Meagan Rippee-Brooks started her thesis research early. How early? She started it in her undergraduate years.
After learning from graduate student lab mentors, she started her research her senior year.
About Rippee-Brooks’s research
Rippee-Brooks’s research centers around co-infections. When someone gets influenza A, their immune system is too busy fighting the flu to ward off other infections. Aspergillus fumigatus, a fungus, takes that opportunity to also infiltrate the body.
Together, the infections work together to destroy your immune system and cause mass inflammation that results in death 47-61 percent of the time.
Rippee-Brooks said that there is concern about co-infections because they have not been studied and no one knows why or how this is happening at such high rates.
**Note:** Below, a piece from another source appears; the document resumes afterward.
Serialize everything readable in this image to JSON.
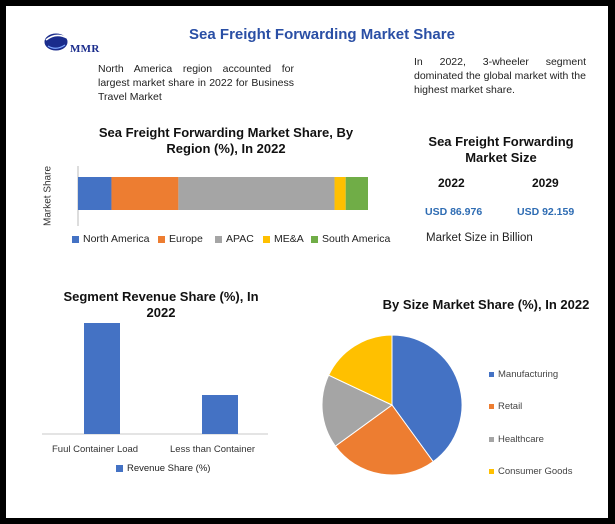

“We’ve seen this during the 2009 H1N1 pandemic,” Rippee-Brooks said. “People weren’t just dying from flu alone. Opportunistic pathogens, like fungi, were causing high mortality.”
Her research, under the advisement of Dr. Chris Lupfer, assistant professor of biology, expands on what can be done.
“Our approach is innovative; there is nothing published in the scientific community pertaining to this condition that can occur in once healthy individuals who succumb to coinfection,” Rippee-Brooks said.
Presentations
Rippee-Brooks has presented this research several times, most recently at the American Society for Virology July 14-18 in College Park, Maryland.
She won two poster awards for this research.
Rippee-Brooks also won a $1,000 research grant from Sigma Xi for her research.
“Going to conferences like this one gives me confidence as a scientist,” Rippee-Brooks said. “I am so grateful for the environment that the biology department and Missouri State provides its students.”